C-style string parsing

  • Thread starter Christopher Benson-Manica
  • Start date
C

Christopher Benson-Manica

I have a C-style string (null-terminated) that consists of items in one of the
following formats:
14 characters
5 characters space 8 characters
6 characters colon 8 characters
5 characters colon 8 characters

Items are delimited by semicolons or commas. I have to produce a string
delimited only by semicolons and containing items in the first two formats
only. For example,

"AAAAAAAAAAAAAA,AAAAAA:AAAAAAAA;AAAAA AAAAAAAA,AAAAA:AAAAAAAA" ->
"AAAAAAAAAAAAAA;AAAAAAAAAAAAAA;AAAAA AAAAAAAA;AAAAA AAAAAAAA"

Posting to comp.lang.c yielded the following:

int myfunc( const char *idlist )
{
int items=0;
char *newstr=(char *)malloc( strlen(idlist)+1 );
if( !newstr ) {
return( -2 );
}
int srcidx=0;
int destidx=0;
int chars=0;

for( ; idlist[srcidx] ; srcidx++ ) {
if( idlist[srcidx] == ':' ) {
if( chars == 5 ) {
newstr[destidx++]=' ';
chars++;
}
else if( chars != 6 )
return( -1 ); // Invalid format
}
}
else if( idlist[srcidx] == ';' || idlist[srcidx] == ',' ) {
if( chars != 14 ) { // Invalid format
return( -1 );
}
newstr[destidx++]=';';
chars=0;
items++;
}
else if( ++chars > 14 ) {
return( -1 );
}
else {
newstr[destidx++]=idlist[srcidx];
}
}
newstr[destidx]='\0';
if( chars == 14 ) {
items++;
}
else if( !items || chars ) { // items == 0 || chars != 0
return( -1 );
}
printf( "The string '%s' has %d items.\n", newstr, items );
/* Call a function using newstr here */
free( newstr );
return( 0 );
}

I'd like to know how to improve this function (specifically, the call to
malloc()) to make it more like typical C++. One thing: Don't tell me to use
std::string's, because it isn't an option (the C++ code at my company uses
C-style strings almost exclusively).
 
?

=?iso-8859-1?Q?Juli=E1n?= Albo

Hello.
return( -1 ); // Invalid format

You can do:

const int INVALID_FORMAT= -1;

And then

return INVALID_FOMAT;

Is auto-commented.
else if( !items || chars ) { // items == 0 || chars != 0

Why comment what you intend to do instead of doing it?

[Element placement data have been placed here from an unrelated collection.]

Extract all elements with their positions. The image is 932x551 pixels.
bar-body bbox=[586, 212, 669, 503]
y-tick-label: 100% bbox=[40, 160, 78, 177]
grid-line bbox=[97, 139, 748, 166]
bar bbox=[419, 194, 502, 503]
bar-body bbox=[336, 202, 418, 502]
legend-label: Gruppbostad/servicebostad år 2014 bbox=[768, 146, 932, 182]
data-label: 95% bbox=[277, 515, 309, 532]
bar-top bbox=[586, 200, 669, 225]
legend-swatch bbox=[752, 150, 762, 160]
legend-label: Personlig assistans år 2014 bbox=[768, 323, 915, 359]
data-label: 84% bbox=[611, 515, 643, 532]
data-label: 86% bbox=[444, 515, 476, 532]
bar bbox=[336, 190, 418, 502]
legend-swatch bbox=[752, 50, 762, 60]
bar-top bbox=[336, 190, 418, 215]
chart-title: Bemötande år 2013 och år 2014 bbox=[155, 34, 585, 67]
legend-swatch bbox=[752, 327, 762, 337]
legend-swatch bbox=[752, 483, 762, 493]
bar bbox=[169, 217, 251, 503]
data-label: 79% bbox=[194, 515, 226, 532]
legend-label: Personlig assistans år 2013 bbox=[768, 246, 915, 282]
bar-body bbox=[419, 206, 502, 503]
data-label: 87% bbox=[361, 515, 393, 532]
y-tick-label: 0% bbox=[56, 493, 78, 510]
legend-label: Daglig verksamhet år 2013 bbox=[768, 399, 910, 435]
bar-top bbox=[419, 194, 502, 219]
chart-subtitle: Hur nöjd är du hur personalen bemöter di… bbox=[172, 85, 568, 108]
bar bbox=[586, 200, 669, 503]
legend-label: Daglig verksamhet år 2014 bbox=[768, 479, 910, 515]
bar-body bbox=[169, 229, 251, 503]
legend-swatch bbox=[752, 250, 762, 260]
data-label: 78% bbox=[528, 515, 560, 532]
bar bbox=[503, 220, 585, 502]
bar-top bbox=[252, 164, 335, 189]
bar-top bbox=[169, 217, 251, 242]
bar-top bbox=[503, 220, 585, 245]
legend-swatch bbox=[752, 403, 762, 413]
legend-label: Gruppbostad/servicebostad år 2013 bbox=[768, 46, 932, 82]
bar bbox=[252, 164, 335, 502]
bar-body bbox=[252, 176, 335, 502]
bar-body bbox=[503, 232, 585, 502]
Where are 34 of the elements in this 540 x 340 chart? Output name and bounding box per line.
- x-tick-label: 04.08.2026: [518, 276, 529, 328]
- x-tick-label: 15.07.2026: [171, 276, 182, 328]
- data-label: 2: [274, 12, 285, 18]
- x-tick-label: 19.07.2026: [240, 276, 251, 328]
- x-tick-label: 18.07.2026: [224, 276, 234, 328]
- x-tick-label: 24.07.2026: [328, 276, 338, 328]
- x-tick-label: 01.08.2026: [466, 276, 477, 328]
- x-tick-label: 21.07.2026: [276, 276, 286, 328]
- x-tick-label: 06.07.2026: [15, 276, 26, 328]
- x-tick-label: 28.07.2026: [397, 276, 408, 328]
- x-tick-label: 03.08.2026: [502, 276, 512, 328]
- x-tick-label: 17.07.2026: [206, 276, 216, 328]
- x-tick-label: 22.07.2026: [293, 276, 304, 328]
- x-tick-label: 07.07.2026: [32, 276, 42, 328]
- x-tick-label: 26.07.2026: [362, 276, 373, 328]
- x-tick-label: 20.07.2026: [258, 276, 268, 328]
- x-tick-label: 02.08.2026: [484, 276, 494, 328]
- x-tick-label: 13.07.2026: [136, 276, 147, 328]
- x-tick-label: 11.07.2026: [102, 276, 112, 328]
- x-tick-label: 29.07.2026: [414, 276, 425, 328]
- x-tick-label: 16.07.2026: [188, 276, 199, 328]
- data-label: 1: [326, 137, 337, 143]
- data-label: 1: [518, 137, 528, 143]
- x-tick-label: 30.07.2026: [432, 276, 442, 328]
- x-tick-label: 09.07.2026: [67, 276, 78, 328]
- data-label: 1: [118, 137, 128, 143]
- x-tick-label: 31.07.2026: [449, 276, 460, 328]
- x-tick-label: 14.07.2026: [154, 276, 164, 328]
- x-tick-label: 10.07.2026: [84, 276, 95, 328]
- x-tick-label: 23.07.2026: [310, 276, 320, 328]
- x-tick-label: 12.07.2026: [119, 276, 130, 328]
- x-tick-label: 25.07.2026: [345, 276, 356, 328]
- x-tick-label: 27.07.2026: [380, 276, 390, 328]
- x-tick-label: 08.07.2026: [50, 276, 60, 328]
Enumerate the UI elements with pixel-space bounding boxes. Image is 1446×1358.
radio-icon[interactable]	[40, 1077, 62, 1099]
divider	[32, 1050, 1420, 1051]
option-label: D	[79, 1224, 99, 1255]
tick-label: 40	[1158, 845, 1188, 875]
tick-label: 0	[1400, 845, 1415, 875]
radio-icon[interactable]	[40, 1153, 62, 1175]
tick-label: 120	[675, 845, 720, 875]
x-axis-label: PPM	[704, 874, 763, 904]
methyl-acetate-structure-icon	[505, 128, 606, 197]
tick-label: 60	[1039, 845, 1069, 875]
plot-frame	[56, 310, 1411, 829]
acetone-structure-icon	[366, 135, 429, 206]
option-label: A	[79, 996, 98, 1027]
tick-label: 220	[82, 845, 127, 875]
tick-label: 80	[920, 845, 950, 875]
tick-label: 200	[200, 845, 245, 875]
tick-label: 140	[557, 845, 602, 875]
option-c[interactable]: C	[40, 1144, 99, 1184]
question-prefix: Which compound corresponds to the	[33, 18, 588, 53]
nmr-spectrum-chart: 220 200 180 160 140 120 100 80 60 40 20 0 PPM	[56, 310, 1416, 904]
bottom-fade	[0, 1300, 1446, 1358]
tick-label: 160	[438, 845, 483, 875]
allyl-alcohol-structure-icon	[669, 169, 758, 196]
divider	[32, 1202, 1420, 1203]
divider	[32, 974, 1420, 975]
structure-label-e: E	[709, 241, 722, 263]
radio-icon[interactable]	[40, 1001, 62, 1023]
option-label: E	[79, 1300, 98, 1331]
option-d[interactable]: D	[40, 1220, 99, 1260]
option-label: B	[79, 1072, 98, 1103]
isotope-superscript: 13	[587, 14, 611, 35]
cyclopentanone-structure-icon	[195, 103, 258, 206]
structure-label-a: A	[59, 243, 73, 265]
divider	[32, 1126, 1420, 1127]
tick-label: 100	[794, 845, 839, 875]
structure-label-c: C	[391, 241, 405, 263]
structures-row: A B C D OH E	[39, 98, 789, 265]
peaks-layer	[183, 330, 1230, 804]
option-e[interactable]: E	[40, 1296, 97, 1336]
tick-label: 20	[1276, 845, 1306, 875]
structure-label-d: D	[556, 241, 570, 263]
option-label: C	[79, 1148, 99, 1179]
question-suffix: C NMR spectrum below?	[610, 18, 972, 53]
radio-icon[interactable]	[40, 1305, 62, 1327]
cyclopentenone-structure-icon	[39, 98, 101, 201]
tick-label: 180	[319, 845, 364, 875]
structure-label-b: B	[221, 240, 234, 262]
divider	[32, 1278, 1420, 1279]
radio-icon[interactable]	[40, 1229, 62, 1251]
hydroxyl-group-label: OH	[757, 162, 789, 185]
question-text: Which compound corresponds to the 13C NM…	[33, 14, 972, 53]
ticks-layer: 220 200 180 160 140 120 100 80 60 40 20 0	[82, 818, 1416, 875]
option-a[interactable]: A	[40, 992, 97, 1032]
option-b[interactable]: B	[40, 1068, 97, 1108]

else if (items == 0 || chars != 0) {
I'd like to know how to improve this function (specifically, the call to
malloc()) to make it more like typical C++. One thing: Don't tell me to use

Use new / delete instead of malloc / free.
std::string's, because it isn't an option (the C++ code at my company uses
C-style strings almost exclusively).

You can be one of the exceptions ;)

Regards.
 
C

Christopher Benson-Manica

Julián Albo said:
const int INVALID_FORMAT= -1;
return INVALID_FOMAT;

Well, the actual function uses an enumerated error code - I left it out for
clarity.
Why comment what you intend to do instead of doing it?
else if (items == 0 || chars != 0) {

Because I want my code to be l337? ;)
You can be one of the exceptions ;)

I think they have error handling code for exceptions like me ;)
 
S

Sean Fraley

Christopher said:
I have a C-style string (null-terminated) that consists of items in one of
the following formats:
14 characters
5 characters space 8 characters
6 characters colon 8 characters
5 characters colon 8 characters

Items are delimited by semicolons or commas. I have to produce a string
delimited only by semicolons and containing items in the first two formats
only. For example,

"AAAAAAAAAAAAAA,AAAAAA:AAAAAAAA;AAAAA AAAAAAAA,AAAAA:AAAAAAAA" ->
"AAAAAAAAAAAAAA;AAAAAAAAAAAAAA;AAAAA AAAAAAAA;AAAAA AAAAAAAA"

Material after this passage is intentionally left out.